What does the status mean? Be it temporary or permanent, the tier generally involves the following:

  • NEPs have no capital contribution or buy-in.
  • NEPs are designated as partners in all firm directories and materials.
  • NEPs receive all financial information.
  • NEPs vote on all matters except compensation of equity partners, admission to equity partnership, merger or dissolution of the firm and, in some firms, election of the managing partner or executive committee.
  • NEPs can serve on all committees except the XCom. Some firms, however, provide one XCom seat for a non-equity partner -- with only the NEPs voting on that seat.
  • Most NEPs are salaried at rates above that of senior associates but below that of the lowest equity partners.
  • Most firms pay NEPs a bonus, based on firm profitability and the lawyer's performance. They typically designate a percentage of firm profits for distribution among the NEPs.

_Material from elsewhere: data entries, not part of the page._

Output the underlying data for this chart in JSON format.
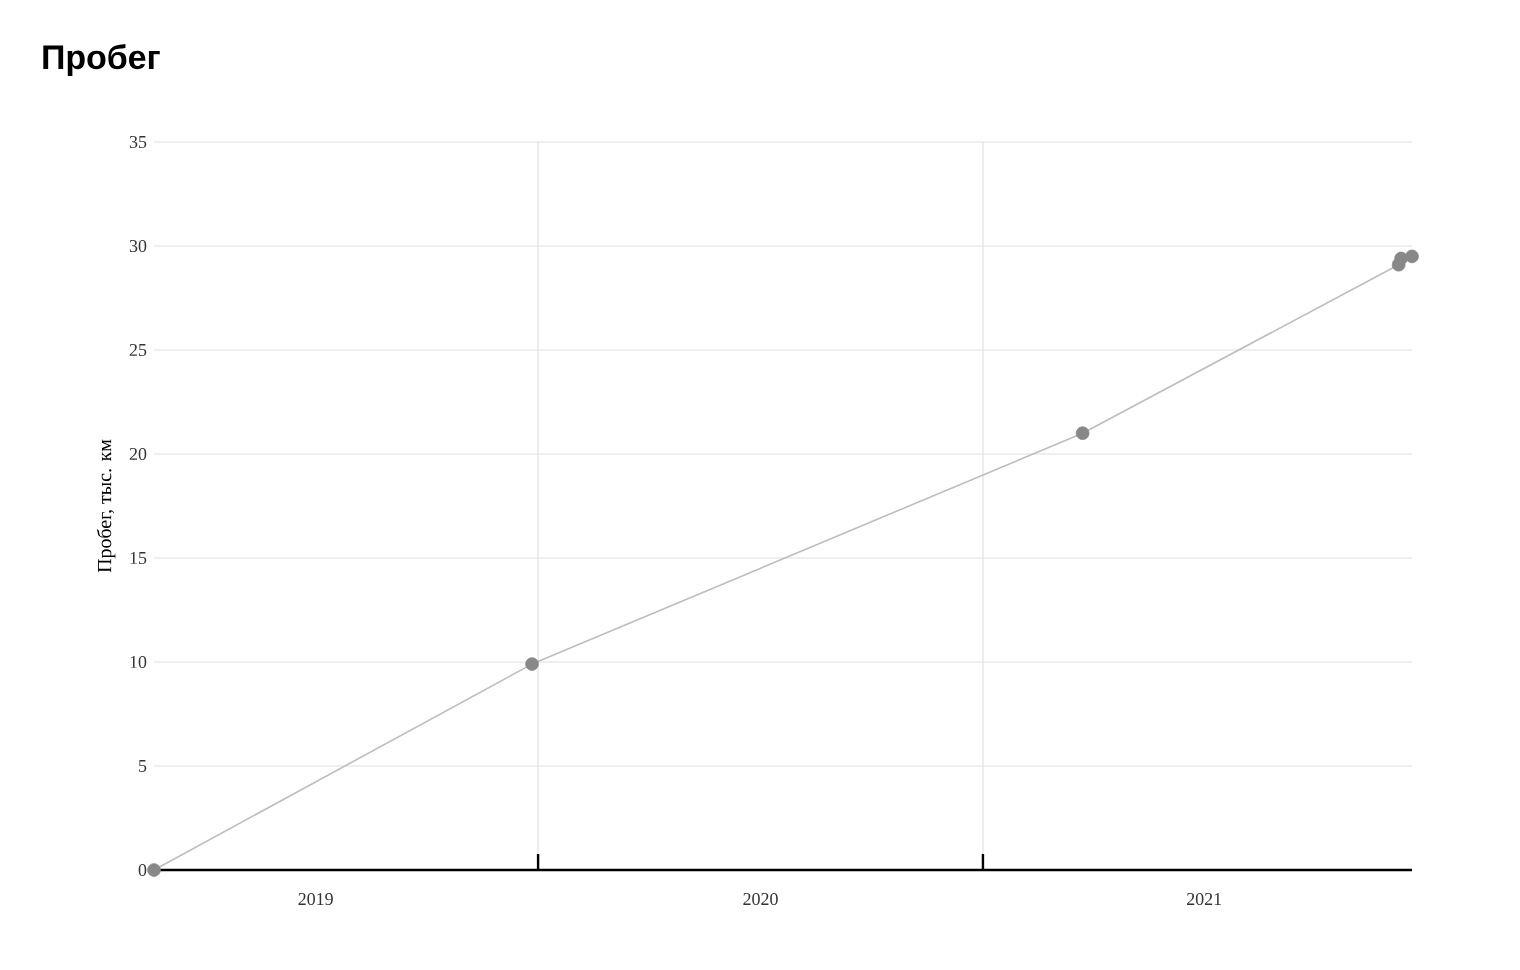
{
  "chart_data": {
    "type": "line",
    "title": "Пробег",
    "ylabel": "Пробег, тыс. км",
    "x": [
      "2019-02-19",
      "2019-12-27",
      "2021-03-24",
      "2021-12-09",
      "2021-12-11",
      "2021-12-20"
    ],
    "series": [
      {
        "color": "#888888",
        "values": [
          0,
          9.9,
          21.0,
          29.1,
          29.4,
          29.5
        ]
      }
    ],
    "xlim": [
      "2019-02-19",
      "2021-12-20"
    ],
    "xticks": [
      {
        "value": "2019-07-02",
        "label": "2019"
      },
      {
        "value": "2020-01-01",
        "label": null
      },
      {
        "value": "2020-07-02",
        "label": "2020"
      },
      {
        "value": "2021-01-01",
        "label": null
      },
      {
        "value": "2021-07-02",
        "label": "2021"
      }
    ],
    "ylim": [
      0,
      35
    ],
    "yticks": [
      0,
      5,
      10,
      15,
      20,
      25,
      30,
      35
    ],
    "grid": true,
    "marker": "circle",
    "line_style": "solid"
  }
}
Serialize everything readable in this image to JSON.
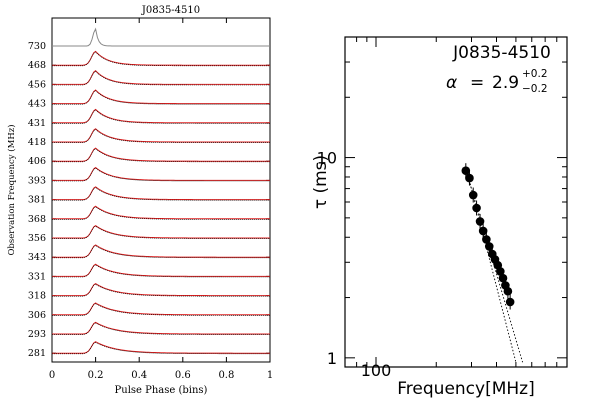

When deciding whether to create an NEP tier in your firm, consider your long-range plans, the associates' desires and the competitive forces in the marketplace.

NEP Advantages
NEP status has several advantages for lawyers. For one, while they are considered to be full partners outside of the firm, they gain additional time to develop before facing the possibility of not being elected to full partnership. Also, lawyers who wish to work part-time (for a few years or permanently) can still become "partners." And lawyers who don't wish to assume the financial obligations and time commitments required of equity partners can still become partners.

From the firm's perspective, the tier maintains or even increases leverage because NEPs are not classified as partners in determining the leverage ratio. In firms where the status is permanent, the principal disadvantage for NEPs is that the rest of the firm (or they themselves) may consider the status "second-class." This is particularly true of lawyers who want to become equity partners. Some may leave the firm if offered equity status elsewhere.

NEP Alternatives
Non-equity partnership is not the only alternative for a firm. Other options include extending the equity partnership track with no promises or commitments; creating a permanent category of "senior associate," "senior lawyer," "special counsel" or the like; and designating certain five- or six-year associates as "senior associates" and giving them a substantial bonus. This usually indicates the firm's strong commitment that these associates will become equity partners once they complete the normal partnership track. Another option is the historic "up or out" approach.